The request logs - our primary logs of traffic to the Wikimedia sites - contain, by default, the IP address, user agent and language variant for each request. This was used during the mobile sessions analysis in early 2014 as a way of extracting "unique client" information for reconstructing sessions, which is one of the possible use cases for unique client identification. Testing done during that study showed that the inclusion of user agents and language variants, on top of IP addresses, dramatically increased the granularity of the unique client IDS.

This approach has the advantage of not actually requiring any implementation work; we simply take information that is already present and hash it with an appropriate algorithm. The two primary problems with it are, first, that it requires us to keep around intact user agents and IP addresses - information we may want to scrub entirely, or extract value from and then discard.[1] In addition, it's simply not accurate for periods greater than 24 hours in duration, which is not sufficient for reasonable unique client analysis or fundraising analysis, although it might work for (some) session analysis.

Identifying tokens[edit]

Similar to fingerprinting (discussed above) we could provide a unique identifying token to each client, in the form of a cookie. This would be passed through as a new column in the request logs (or as an addition to an existing column).

In theory, this would allow us to handle all three sets of use cases: unique clients would be handled by the mere existence of the token, and the session analysis and fundraising use cases by it being associated with user requests. The problem comes with how to build in sufficient privacy protections. At its core, the idea is somewhat problematic: it would mean that a researcher could (in theory) trace all of a user's read actions within a period of time, if they knew that reader's ID. This is not behaviour we would engage in but it's behaviour we should note and protect against.

So, clearly we'd need some kind of opt-out mechanism. Do Not Track is a possibility, but the implementations vary from browser to browser, as does how that is transmitted to the server and what the default settings are.[2] Another way of doing it would be to set a "don't give me a unique ID" cookie instead, offering users the ability to request one: this would require additional engineering effort on top of building the token-distributing and saving systems.

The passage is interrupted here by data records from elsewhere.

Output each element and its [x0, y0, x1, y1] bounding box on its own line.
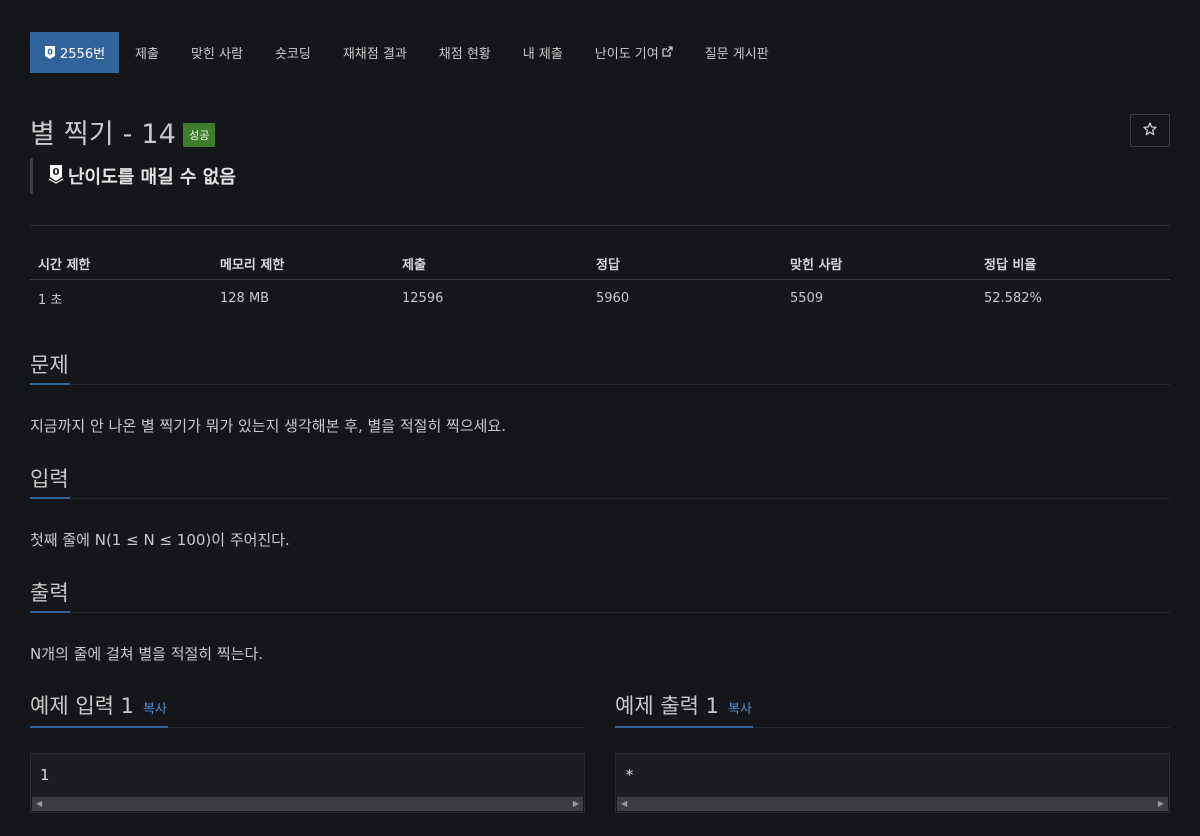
tab-qna-board[interactable]: 질문 게시판: [689, 32, 785, 73]
scroll-left-icon[interactable]: ◀: [36, 797, 42, 811]
scroll-left-icon[interactable]: ◀: [621, 797, 627, 811]
tab-short-coding[interactable]: 숏코딩: [259, 32, 327, 73]
sample-output-box[interactable]: * ◀ ▶: [615, 753, 1170, 813]
copy-output-button[interactable]: 복사: [728, 698, 752, 717]
problem-number: 2556번: [60, 47, 106, 62]
tab-submit[interactable]: 제출: [119, 32, 175, 73]
title-row: 별 찍기 - 14 성공: [30, 112, 216, 151]
stats-header: 시간 제한: [38, 258, 91, 273]
problem-heading: 문제: [30, 353, 69, 377]
unrated-tier-icon: 0: [44, 45, 56, 61]
svg-text:0: 0: [47, 47, 53, 56]
output-heading: 출력: [30, 581, 69, 605]
tab-problem[interactable]: 0 2556번: [30, 32, 120, 73]
star-icon: [1143, 121, 1157, 140]
favorite-button[interactable]: [1130, 114, 1170, 147]
scroll-right-icon[interactable]: ▶: [1158, 797, 1164, 811]
tab-difficulty-contribution[interactable]: 난이도 기여: [579, 32, 689, 73]
tab-my-submissions[interactable]: 내 제출: [507, 32, 579, 73]
page-title: 별 찍기 - 14: [30, 119, 177, 150]
section-divider: [30, 384, 1170, 385]
stats-header: 제출: [402, 258, 426, 273]
sample-output-header: 예제 출력 1 복사: [615, 690, 1170, 720]
stats-value: 128 MB: [220, 290, 270, 306]
sample-output-heading: 예제 출력 1: [615, 694, 719, 718]
stats-value: 52.582%: [984, 290, 1042, 306]
stats-value: 5960: [596, 290, 630, 306]
difficulty-indicator: 0 난이도를 매길 수 없음: [30, 158, 236, 194]
stats-header-row: 시간 제한 메모리 제한 제출 정답 맞힌 사람 정답 비율: [30, 248, 1170, 280]
unrated-tier-icon: 0: [48, 164, 64, 188]
input-text: 첫째 줄에 N(1 ≤ N ≤ 100)이 주어진다.: [30, 531, 290, 549]
output-text: N개의 줄에 걸쳐 별을 적절히 찍는다.: [30, 645, 264, 663]
stats-header: 정답: [596, 258, 620, 273]
stats-header: 맞힌 사람: [790, 258, 843, 273]
svg-text:0: 0: [53, 167, 60, 178]
sample-input-header: 예제 입력 1 복사: [30, 690, 585, 720]
stats-value: 1 초: [38, 292, 63, 308]
stats-header: 정답 비율: [984, 258, 1037, 273]
section-underline: [30, 611, 70, 613]
input-heading: 입력: [30, 467, 69, 491]
external-link-icon: [662, 45, 673, 60]
section-divider: [30, 498, 1170, 499]
tab-status[interactable]: 채점 현황: [423, 32, 507, 73]
stats-value: 5509: [790, 290, 824, 306]
sample-input-heading: 예제 입력 1: [30, 694, 134, 718]
problem-tabs: 0 2556번 제출 맞힌 사람 숏코딩 재채점 결과 채점 현황 내 제출 난…: [30, 32, 785, 73]
copy-input-button[interactable]: 복사: [143, 698, 167, 717]
stats-value: 12596: [402, 290, 444, 306]
section-divider: [30, 612, 1170, 613]
tab-rejudge-results[interactable]: 재채점 결과: [327, 32, 423, 73]
section-underline: [30, 497, 70, 499]
stats-value-row: 1 초 128 MB 12596 5960 5509 52.582%: [30, 280, 1170, 316]
status-badge: 성공: [183, 122, 216, 147]
header-divider: [30, 225, 1170, 226]
stats-header: 메모리 제한: [220, 258, 285, 273]
scroll-right-icon[interactable]: ▶: [573, 797, 579, 811]
tab-solved-users[interactable]: 맞힌 사람: [175, 32, 259, 73]
problem-text: 지금까지 안 나온 별 찍기가 뭐가 있는지 생각해본 후, 별을 적절히 찍으…: [30, 417, 506, 435]
section-underline: [30, 726, 168, 728]
difficulty-text: 난이도를 매길 수 없음: [68, 167, 236, 188]
sample-output-block: 예제 출력 1 복사 * ◀ ▶: [615, 690, 1170, 813]
section-underline: [615, 726, 753, 728]
horizontal-scrollbar[interactable]: ◀ ▶: [32, 797, 583, 811]
sample-input-value: 1: [40, 766, 50, 784]
sample-input-block: 예제 입력 1 복사 1 ◀ ▶: [30, 690, 585, 813]
sample-output-value: *: [625, 766, 635, 784]
tab-difficulty-label: 난이도 기여: [594, 47, 659, 62]
horizontal-scrollbar[interactable]: ◀ ▶: [617, 797, 1168, 811]
sample-input-box[interactable]: 1 ◀ ▶: [30, 753, 585, 813]
stats-table: 시간 제한 메모리 제한 제출 정답 맞힌 사람 정답 비율 1 초 128 M…: [30, 248, 1170, 316]
section-underline: [30, 383, 70, 385]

Even with those protections, we'd still need an expiry limit on the cookie. If it is below 31 days, unique client counting on a month-by-month basis is impossible (a user would appear twice if their cookie expired halfway through the 30-day standard month). Making it greater than that, though, increases the privacy problems, and if we are setting a standard of "the cookie lasts as long as any of our use cases need it to", Fundraising's use cases would ideally have it last a year.

Hybrid approach[edit]

  1. For example, replacing exact user agents, with version information and browser plugins, with "[device] [os] [browser] [browser_major_version]", or replacing IP address with the country it geolocates to
  2. For a long time, DNT was the default for Internet Explorer. I'm not sure if it still is.